Les Français sont attachés à la ressource en eau et à une gestion rigoureuse et exigeante à l’échelle intercommunale. Le sondage Ifop/Intercommunalités de France (IdF) auprès de 5 000 Français de l’hexagone et de l’Outre-mer que nous avons publié à l’occasion de la convention le montre : 76 % des Français concernés sont satisfaits de l’action de leur intercommunalité en matière de prélèvement, de traitement et de distribution de l’eau potable. Et près des deux tiers d’entre eux estiment que l’échelon intercommunal est le plus adapté (ndlr : 65 % pour l’assainissement des eaux usées et 61 % pour la distribution d’eau potable). Revenir sur cet engagement, vieux de dix ans, se ferait au mépris de l’impératif de sobriété et au mépris du travail des élus engagés dans ces transferts.

Quels sont les autres résultats intéressants du sondage Ifop/IdF déjà évoqué mais aussi de celui du Cevipof/IdF réalisé en même temps auprès de 3 000 élus communaux et intercommunaux ?

Très clairement, les Français placent les thématiques environnementales en haut de la liste des priorités pour les élections de 2026, avec l’eau en tête – la distribution de l’eau potable (61 %), l’assainissement des eaux usées (59 %) et la gestion des déchets (58 %) – et les questions de mobilité : la voirie (60 %) et l’organisation des transports urbains (58 %).

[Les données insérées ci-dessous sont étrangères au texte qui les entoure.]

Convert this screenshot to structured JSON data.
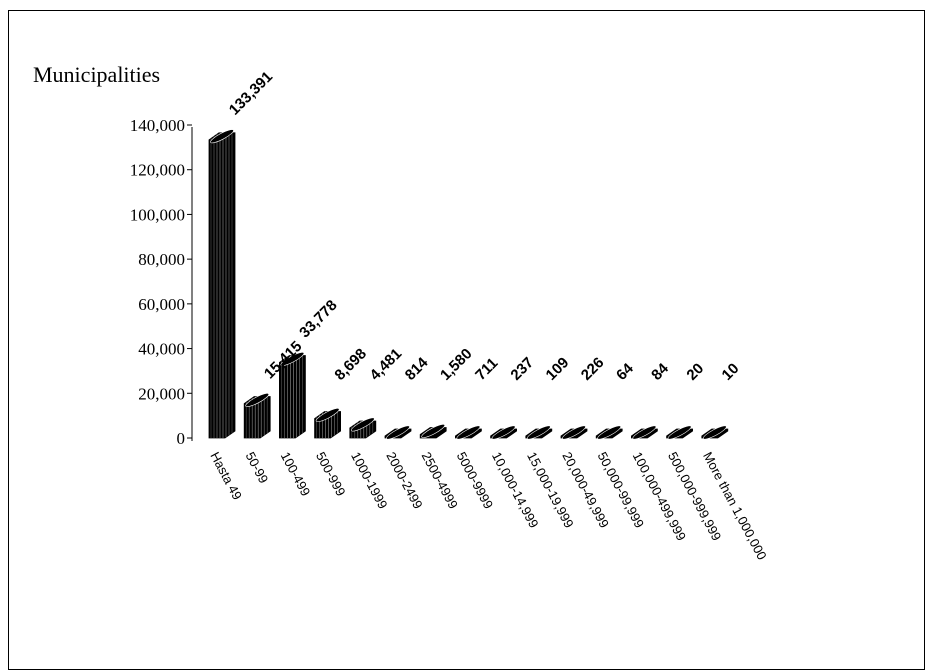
{
  "chart_data": {
    "type": "bar",
    "title": "",
    "ylabel": "Municipalities",
    "xlabel": "",
    "ylim": [
      0,
      140000
    ],
    "yticks": [
      0,
      20000,
      40000,
      60000,
      80000,
      100000,
      120000,
      140000
    ],
    "ytick_labels": [
      "0",
      "20,000",
      "40,000",
      "60,000",
      "80,000",
      "100,000",
      "120,000",
      "140,000"
    ],
    "categories": [
      "Hasta 49",
      "50-99",
      "100-499",
      "500-999",
      "1000-1999",
      "2000-2499",
      "2500-4999",
      "5000-9999",
      "10,000-14,999",
      "15,000-19,999",
      "20,000-49,999",
      "50,000-99,999",
      "100,000-499,999",
      "500,000-999,999",
      "More than 1,000,000"
    ],
    "values": [
      133391,
      15415,
      33778,
      8698,
      4481,
      814,
      1580,
      711,
      237,
      109,
      226,
      64,
      84,
      20,
      10
    ],
    "value_labels": [
      "133,391",
      "15,415",
      "33,778",
      "8,698",
      "4,481",
      "814",
      "1,580",
      "711",
      "237",
      "109",
      "226",
      "64",
      "84",
      "20",
      "10"
    ],
    "bar_color": "#000000",
    "grid": false,
    "legend": "none",
    "style": "3d-cylinder"
  }
}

Seule la question de la lutte contre la délinquance (58 %), qui est, elle, une compétence très périphérique, ressort dans le top 6.
L’autre enseignement, c’est le maintien de la confiance des Français dans le bloc local, ce qui n’est pas le cas des autres institutions nationales. Le couple communes-intercommunalités inspire globalement confiance, aussi bien comme un vecteur d’assurance dans le fonctionnement des services publics (62 %) que comme une source de stabilité dans la mise en place des politiques publiques locales (55 %).
Dans le contexte instable que connaît notre pays, je crois que cette confiance nous oblige. Elle devrait aussi inspirer les responsables publics nationaux : le moment est mal choisi pour affaiblir les collectivités du bloc local.

Quels sont les prochains axes de travail prioritaires pour Intercommunalités de France ?

Dans les prochaines semaines, les questions budgétaires seront au cœur de nos travaux. Pour nos adhérents qui entrent dans la dernière phase des mandats locaux, l’enjeu est bien de faire aboutir les projets sur lesquels ils ont été élus. Préserver leur capacité d’investissement est essentiel, notamment en matière de transition écologique et de maintien des services publics de proximité.
Plus généralement, les associations d’élus seront amenées à travailler ensemble pour que les collectivités locales ne fassent pas les frais d’une situation politique nationale très instable.